Ilmuan AS Temukan Spesies Ular Baru di Filipina

Ilmuan AS Temukan Spesies Ular Baru di Filipina

Ilustrasi

Jakarta - Jeff Weinell, asisten peneliti pascasarjana di Institut Keanekaragaman Hayati dan Museum Sejarah Alam di Universitas Kansas, Amerika Serikat, menemukan spesies ular baru yang berasal dari Filipina.

Ia menemukan spesies baru ini dari hasil penelitian menggunakan tiga ekor spesimen ular yang diawetkan di laboratorium kampusnya.

Berdasarkan laporan yang dipublikasikan dalam jurnal Copeia, Weinell dan rekannya awalnya tertarik mempelajari ular dari kelompok Pseudorabdion.

Dalam penelitian itu, mereka menggunakan metode analisis DNA dan CT scan untuk melihat struktur tulang ular. Namun mereka tidak menyangka akan menemukan spesies baru.

"Saya mengeluarkan DNA dari sejumlah spesies ular dari kelompok Pseudorabdion dan yang satu ini tidak masuk di antaranya (Pseudorabdion)," kata Weinell kepada CNN.

"Ketika saya mendapatkan hasil DNA, awalnya saya mengira saya salah meneliti, atau sampel terkontaminasi," tambahnya.

Dari hasil penelitian spesies ini memiliki panjang badan maksimal 6,7 inci atau sekitar 17 cm, sehingga ukuran mereka tiga hingga empat kali lebih kecil dari kerabat terdekat, yakni genus Pseudorabdion.

Spesies ular ini memiliki jumlah tulang belakang paling sedikit dan tengkorak yang panjang serta sempit di antara spesies ular lain di dunia. Jenis ini juga memiliki sisik yang berwarna-warni, dan memangsa cacing tanah sebagai sumber makanan utama.

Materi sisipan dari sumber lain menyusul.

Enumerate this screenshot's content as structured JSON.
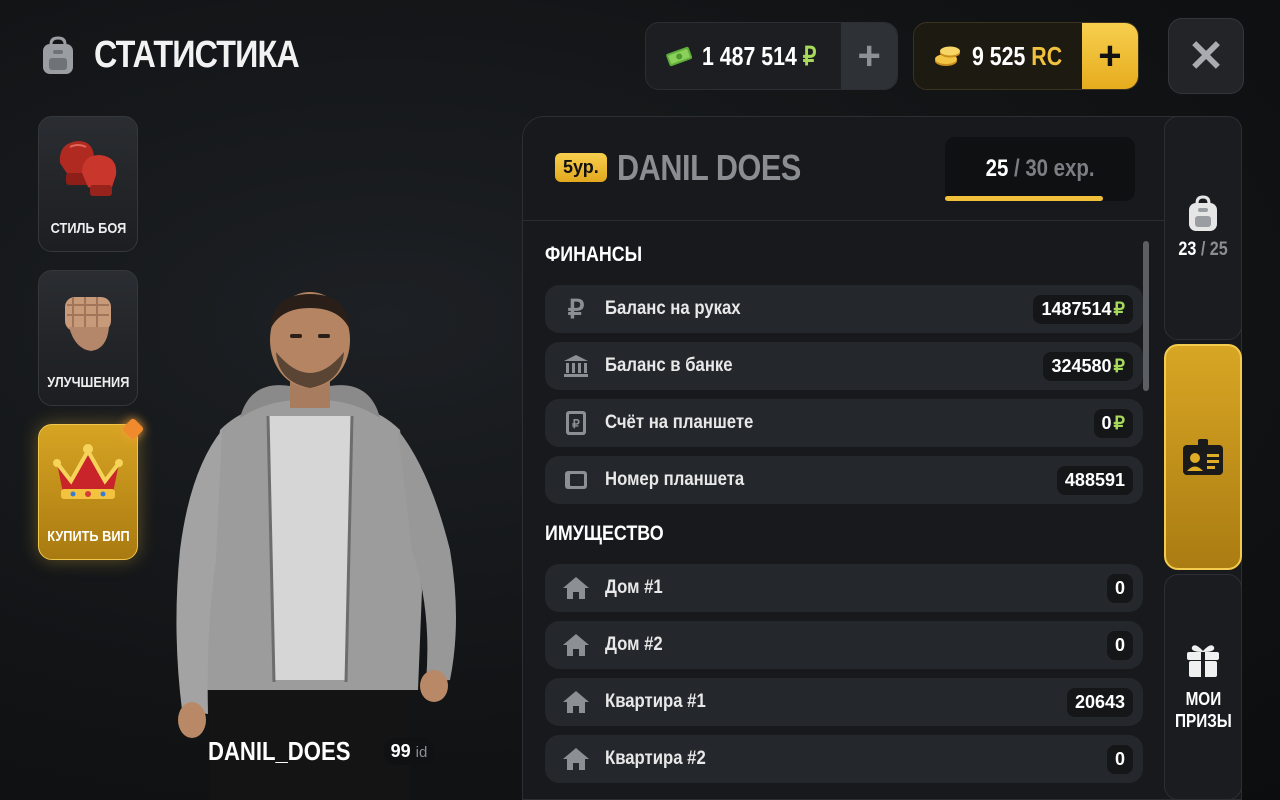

Berdasarkan hasil penelitian ini, Weinell dan tim menyebut tiga ular ini adalah spesies Levitonius mirus dan berasal dari anggota genus Levitonius.

Nama ini terinspirasi dari seorang peneliti ular bernama Alan Leviton, yang menghabiskan puluhan tahun mempelajari ular di Filipina. Di tempat asalnya, warga pulau Samar dan Leyte di Filipina menyebut ular ini sebagai Waray.

Sebelum identitas mereka terungkap, tiga ekor ular tersebut merupakan koleksi di laboratorium Institut Keanekaragaman Hayati dan Museum Sejarah Alam di Universitas Kansas. Ular ini merupakan hasil pencairan tim peneliti dalam misi lapangan yang berlangsung pada 2006 hingga 2012 silam.

"Sekarang kami mendapatkan data dari seluruh genom ular, yang benar-benar mengubah cara kami memahami evolusi secara keseluruhan, sungguh, cara kami mendefinisikan spesies masih terus berubah. Bagaimana hal itu mempengaruhi berbagai hal di masa depan yang masih belum jelas," terang Weinell.

Selain dari koleksi ini, Weinell mengaku tidak pernah mengabdikan potret tiga ekor ular itu tidak dalam keadaan hidup-hidup. Ia sempat berusaha mencari spesies ini di alam liar dalam ekspedisi 2017 silam, namun gagal.